While this may be true throughout medicine, “It’s a little more pronounced in psychiatry and mental health,” according to Gill, who added, “If the research-based practices are better implemented, there will be better outcomes for people with serious mental illnesses.”
‘Years of research and knowledge…’
The funding for Rutgers — anticipated to be $750,000 annually for five years — is part of the more than $9 million SAMHSA, as part of the U.S. Department of Health and Human Services, set aside in the current budget year to support Mental Health Technology Transfer Centers in each of the ten federal regions.
Funding will also go to centers focused on Hispanic and Latino care and another to serve Native American tribes, as well as a national oversight program. Programs were also approved at Yale University in Connecticut, Georgia’s Emory University, the University of Iowa, and Stanford University in California, among others, and for a handful of non-academic research facilities.

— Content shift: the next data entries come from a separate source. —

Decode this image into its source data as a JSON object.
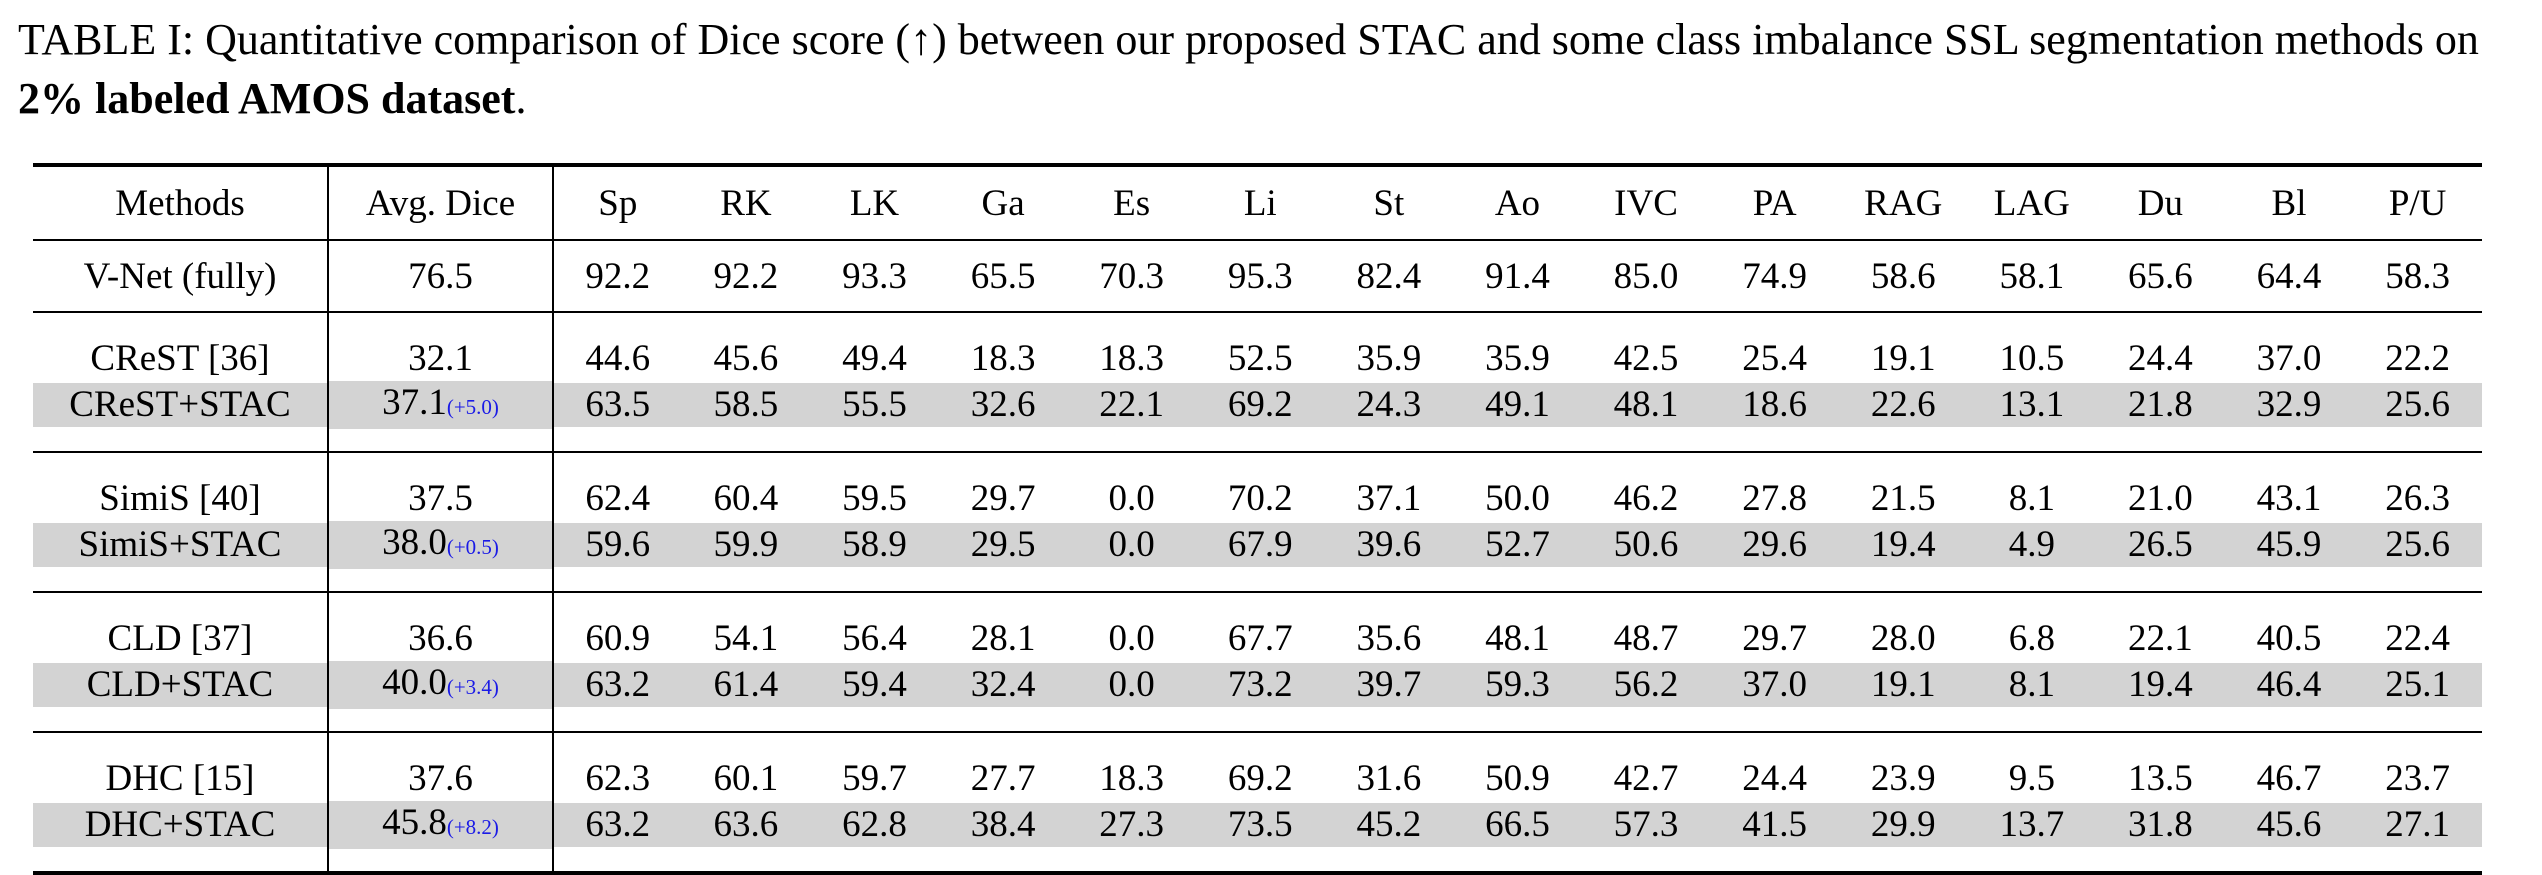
{
  "caption": {
    "prefix": "TABLE I: Quantitative comparison of Dice score (↑) between our proposed STAC and some class imbalance SSL segmentation methods on ",
    "bold": "2% labeled AMOS dataset",
    "suffix": "."
  },
  "table": {
    "columns": [
      "Methods",
      "Avg. Dice",
      "Sp",
      "RK",
      "LK",
      "Ga",
      "Es",
      "Li",
      "St",
      "Ao",
      "IVC",
      "PA",
      "RAG",
      "LAG",
      "Du",
      "Bl",
      "P/U"
    ],
    "reference": {
      "method": "V-Net (fully)",
      "avg": "76.5",
      "values": [
        "92.2",
        "92.2",
        "93.3",
        "65.5",
        "70.3",
        "95.3",
        "82.4",
        "91.4",
        "85.0",
        "74.9",
        "58.6",
        "58.1",
        "65.6",
        "64.4",
        "58.3"
      ]
    },
    "groups": [
      {
        "base": {
          "method": "CReST [36]",
          "avg": "32.1",
          "values": [
            "44.6",
            "45.6",
            "49.4",
            "18.3",
            "18.3",
            "52.5",
            "35.9",
            "35.9",
            "42.5",
            "25.4",
            "19.1",
            "10.5",
            "24.4",
            "37.0",
            "22.2"
          ]
        },
        "stac": {
          "method": "CReST+STAC",
          "avg": "37.1",
          "delta": "(+5.0)",
          "values": [
            "63.5",
            "58.5",
            "55.5",
            "32.6",
            "22.1",
            "69.2",
            "24.3",
            "49.1",
            "48.1",
            "18.6",
            "22.6",
            "13.1",
            "21.8",
            "32.9",
            "25.6"
          ]
        }
      },
      {
        "base": {
          "method": "SimiS [40]",
          "avg": "37.5",
          "values": [
            "62.4",
            "60.4",
            "59.5",
            "29.7",
            "0.0",
            "70.2",
            "37.1",
            "50.0",
            "46.2",
            "27.8",
            "21.5",
            "8.1",
            "21.0",
            "43.1",
            "26.3"
          ]
        },
        "stac": {
          "method": "SimiS+STAC",
          "avg": "38.0",
          "delta": "(+0.5)",
          "values": [
            "59.6",
            "59.9",
            "58.9",
            "29.5",
            "0.0",
            "67.9",
            "39.6",
            "52.7",
            "50.6",
            "29.6",
            "19.4",
            "4.9",
            "26.5",
            "45.9",
            "25.6"
          ]
        }
      },
      {
        "base": {
          "method": "CLD [37]",
          "avg": "36.6",
          "values": [
            "60.9",
            "54.1",
            "56.4",
            "28.1",
            "0.0",
            "67.7",
            "35.6",
            "48.1",
            "48.7",
            "29.7",
            "28.0",
            "6.8",
            "22.1",
            "40.5",
            "22.4"
          ]
        },
        "stac": {
          "method": "CLD+STAC",
          "avg": "40.0",
          "delta": "(+3.4)",
          "values": [
            "63.2",
            "61.4",
            "59.4",
            "32.4",
            "0.0",
            "73.2",
            "39.7",
            "59.3",
            "56.2",
            "37.0",
            "19.1",
            "8.1",
            "19.4",
            "46.4",
            "25.1"
          ]
        }
      },
      {
        "base": {
          "method": "DHC [15]",
          "avg": "37.6",
          "values": [
            "62.3",
            "60.1",
            "59.7",
            "27.7",
            "18.3",
            "69.2",
            "31.6",
            "50.9",
            "42.7",
            "24.4",
            "23.9",
            "9.5",
            "13.5",
            "46.7",
            "23.7"
          ]
        },
        "stac": {
          "method": "DHC+STAC",
          "avg": "45.8",
          "delta": "(+8.2)",
          "values": [
            "63.2",
            "63.6",
            "62.8",
            "38.4",
            "27.3",
            "73.5",
            "45.2",
            "66.5",
            "57.3",
            "41.5",
            "29.9",
            "13.7",
            "31.8",
            "45.6",
            "27.1"
          ]
        }
      }
    ]
  }
}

Similar to SAMHSA-funded national regional initiatives for drug addiction and prevention, the mental health program is designed to speed up the adoption of best-practice protocols, strengthen the workforce, ensure diverse and culturally appropriate patient resources, and shore up programs that provide free or low-cost services to those in need, according to the grant application posted in May.
“Years of research and knowledge of evidence-based practices related to mental disorders show that well-designed prevention, treatment, and recovery support efforts are effective and can have multiple benefits for individuals with mental health disorders, including serious mental illness. It is SAMHSA’s intent to ensure that the public has the resources it needs to be successful in treating these conditions,” the grant announcement reads.
Trying to reach a wider audience
The Rutgers program will be housed on its Piscataway campus and is expected to be fully operational next year. School of Health Professions Dean Gwendolyn Mahon said the national center is a natural fit for the school, given its longtime work in the region on these types of issues. Gill said the school has worked with New Jersey state government and providers on a variety of efforts, including payment reforms, and with New York State to expand peer-training services.
“It has provided educational and technical assistance services to New Jersey for 17 years, and more recently, New York and Washington states, and the City of New York,” Mahon said.
To disseminate this information, the center will create training programs for providers and their staff and provide technical assistance and other support to organizations in implementing change, Gill explained. It will also establish a “train the trainer” system to help reach a wider audience, beyond the capacity of Rutgers staff alone.
One problem Rutgers and other regional centers are unlikely to tackle is the lack of funding, Gill conceded, something that is a chronic problem for community-based providers, many of which are nonprofit organizations. Limited budgets put things like pay hikes out of reach and can limit the ability of such providers to adopt new practices, he said.
“A good chunk” of the challenges these organizations face are related to funding, Gill acknowledged. “It’s a big problem and it’s interwoven with a lot of things.”